Presse Med. 1992 Dec 5;21(42):2046-9.
Endoscopic snare resection prior to Nd:YAG laser photocoagulation was used to treat benign colorectal villous adenoma. One hundred and thirty four patients were included in the study: 72 with surgical contraindications, 61 for whom surgical resection appeared to be too drastic and 1 who refused surgery. Treatment sessions were repeated every fifteen days until total tumour destruction was achieved. A carcinoma was detected in biopsy specimens obtained during endoscopic treatment of seven patients. Eight patients were lost to follow up. Treatment results could be analysed in 119 patients. A successful treatment was achieved in 108 patients. Tumour destruction was complete in 85.4 percent of the cases with lesions of at least 4 cm in diameter and in 94.3 percent of the cases with smaller lesions. During the average 101 weeks follow up period, 15.7 percent of the patients with total tumour destruction had recurrence. The risk of recurrence was correlated with the number of initial treatment sessions and previous surgical treatment. It would appear that endoscopic resection prior to Nd:YAG laser photocoagulation is a safe and effective method for the destruction of colorectal villous adenomas.
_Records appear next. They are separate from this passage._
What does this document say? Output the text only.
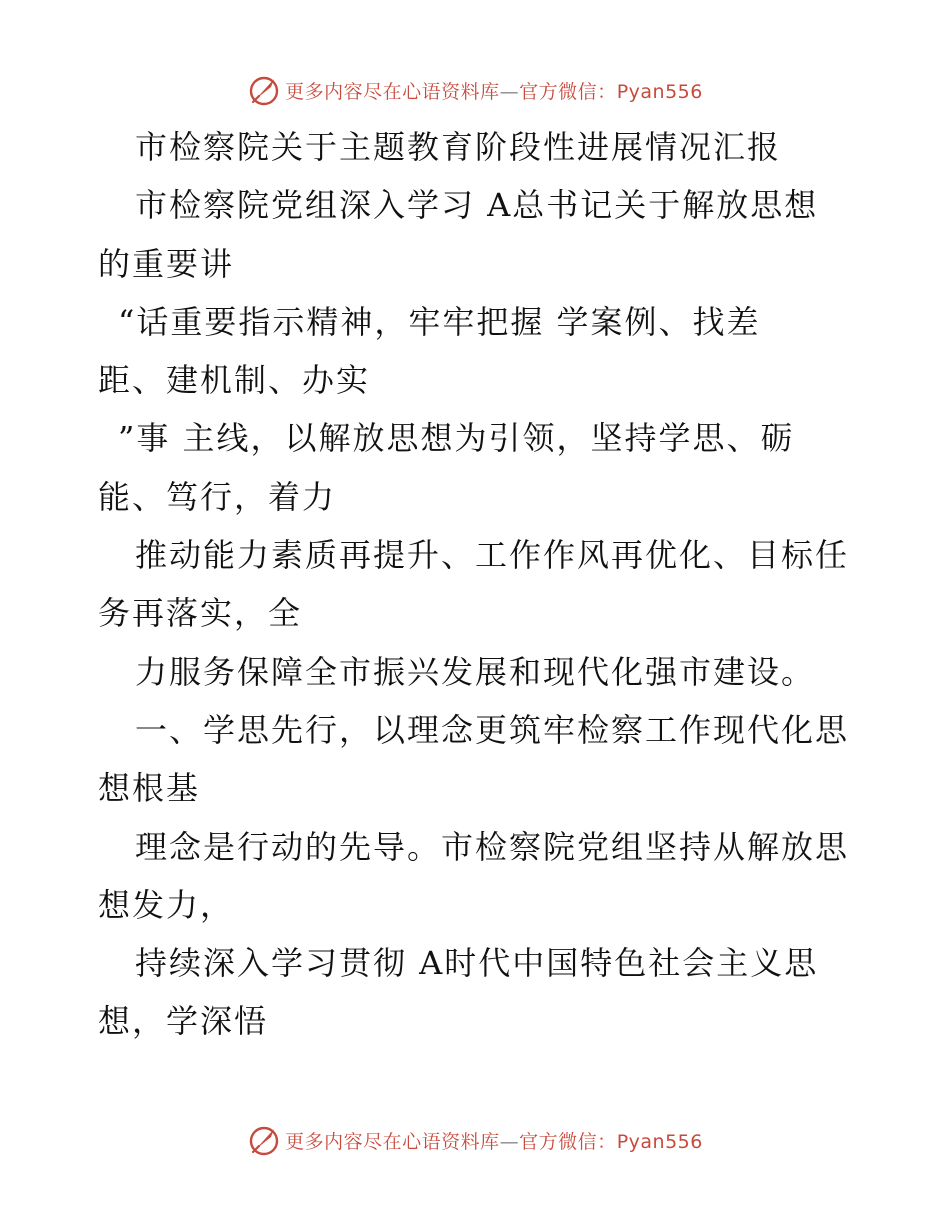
更多内容尽在心语资料库—官方微信：Pyan556
市检察院关于主题教育阶段性进展情况汇报
市检察院党组深入学习 A总书记关于解放思想
的重要讲
“话重要指示精神，牢牢把握 学案例、找差
距、建机制、办实
”事 主线，以解放思想为引领，坚持学思、砺
能、笃行，着力
推动能力素质再提升、工作作风再优化、目标任
务再落实，全
力服务保障全市振兴发展和现代化强市建设。
一、学思先行，以理念更筑牢检察工作现代化思
想根基
理念是行动的先导。市检察院党组坚持从解放思
想发力，
持续深入学习贯彻 A时代中国特色社会主义思
想，学深悟
更多内容尽在心语资料库—官方微信：Pyan556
在钕钇铝石榴石激光光凝治疗之前,采用内镜圈套切除术治疗良性大肠绒毛状腺瘤。134例患者纳入本研究:72例有手术禁忌证,61例患者似乎不宜进行手术切除,1例拒绝手术。每15天重复治疗一次,直至肿瘤完全破坏。7例患者在内镜治疗期间获得的活检标本中检测到癌。8例患者失访。119例患者的治疗结果可进行分析。108例患者治疗成功。直径至少4 cm的病变中,85.4%的病例肿瘤完全破坏;较小病变的病例中,94.3%肿瘤完全破坏。在平均101周的随访期内,肿瘤完全破坏的患者中有15.7%复发。复发风险与初始治疗次数和既往手术治疗有关。看来,在钕钇铝石榴石激光光凝治疗之前进行内镜切除是一种安全有效的大肠绒毛状腺瘤破坏方法。